200 Tates Creek Avenue
Richmond, KY 40475
February 8, 2004 Eastern Progress
Donovan Annex, E.K.U.
521 Lancaster Avenue
Richmond, KY 40475
To the Editor:
As an EKU alumnus and a part-time instructor at the university, as well as a safety researcher and law enforcement officer, I was saddened to read the comments attributed to Regent J. T. Gilbert in the February 3 issue of the Progress. Regent Gilbert’s reference to the university’s police department as “campus security” indicates either a woeful lack of knowledge or, more likely, a deliberate attempt to minimize and constrain the department’s role to one that downplays law enforcement in favor of less assertive activities. Surely he is aware that the university does not have a “campus security” department; it has a public police department. That department has essentially the same authority – and the same responsibilities – as any other public police department.
The university supports internationally known law enforcement and criminal justice degree programs, and plays host to Kentucky’s Department of Criminal Justice Training. If law enforcement officers are respected at any university, it should be at EKU. Unfortunately, while many university leaders have voiced support for law enforcement on various occasions, that support sometimes seems not to extend to actively supporting the university’s own officers. It seems that at least some EKU leaders still see the university police not as professional law enforcement officers, but rather as armed security personnel who should be more focused on property protection and order maintenance than on identifying and apprehending criminal offenders. Comments such as those made by Regent Gilbert only support that perception.
EKU has a perennially high rate of turnover among its police officers. Salaries for the university’s police officers are now more comparable to those offered by other agencies in the area than they were in the past, but money alone seldom motivates professional police officers. Adequate pay is a necessary but not sufficient requirement to retain them. They also expect respect for their qualifications and abilities as well as support for their efforts to do the job they have been trained to do. Officers who can’t find that type of support at EKU will look elsewhere for it, and the university will find itself continuing to hire, train and then lose highly qualified officers. If the university police are stretched thin, it is less because of their participation in traffic safety checkpoints than because they are once again advertising vacancies.

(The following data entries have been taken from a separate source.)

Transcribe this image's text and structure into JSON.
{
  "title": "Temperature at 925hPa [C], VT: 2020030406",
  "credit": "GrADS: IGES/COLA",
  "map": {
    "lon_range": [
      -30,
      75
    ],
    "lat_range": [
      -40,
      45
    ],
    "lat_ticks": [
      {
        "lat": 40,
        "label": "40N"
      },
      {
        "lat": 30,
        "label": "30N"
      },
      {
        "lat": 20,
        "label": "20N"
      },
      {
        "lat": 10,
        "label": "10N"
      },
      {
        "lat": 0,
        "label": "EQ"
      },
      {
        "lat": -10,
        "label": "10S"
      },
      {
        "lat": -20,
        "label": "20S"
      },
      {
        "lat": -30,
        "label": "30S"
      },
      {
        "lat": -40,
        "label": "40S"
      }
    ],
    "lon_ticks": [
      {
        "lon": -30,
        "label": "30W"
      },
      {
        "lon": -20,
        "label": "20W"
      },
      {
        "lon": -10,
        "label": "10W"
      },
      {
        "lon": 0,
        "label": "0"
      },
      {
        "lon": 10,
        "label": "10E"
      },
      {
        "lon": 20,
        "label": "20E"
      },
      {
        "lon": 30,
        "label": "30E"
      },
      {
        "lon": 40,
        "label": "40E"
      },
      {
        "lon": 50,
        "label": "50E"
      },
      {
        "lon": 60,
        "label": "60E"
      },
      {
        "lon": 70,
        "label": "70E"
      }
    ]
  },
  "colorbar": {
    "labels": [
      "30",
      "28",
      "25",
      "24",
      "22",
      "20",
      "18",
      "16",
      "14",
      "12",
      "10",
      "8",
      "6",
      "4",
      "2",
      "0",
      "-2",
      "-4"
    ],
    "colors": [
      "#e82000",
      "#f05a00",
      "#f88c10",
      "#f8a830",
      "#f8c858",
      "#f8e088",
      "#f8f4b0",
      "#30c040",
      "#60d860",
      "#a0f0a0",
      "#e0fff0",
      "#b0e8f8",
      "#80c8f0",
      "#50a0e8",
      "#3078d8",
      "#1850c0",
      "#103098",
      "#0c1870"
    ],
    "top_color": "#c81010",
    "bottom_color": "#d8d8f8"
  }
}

Finally, it is important to note that EKU is not an island cut off from the cares of the wider community. Students, faculty and staff are victims of drunk and drugged drivers just as other members of the community are – and a few are also contributors to the problem. To suggest that EKU’s responsibility to help protect the community ends at the boundaries of the campus is to deny responsibility for the impact that the university and those affiliated with it have on Richmond and Madison County. When other local and state agencies are cooperating actively in an effort to address a serious community safety issue, the university and its leaders should be eager partners – especially when, as in this case, they aren’t even paying the bill. Being part of a community means more than taking care of one’s own problems; it means cooperating with others for the greater good of the community. I hope that EKU and its officers will continue to be a part of the community, not apart from it.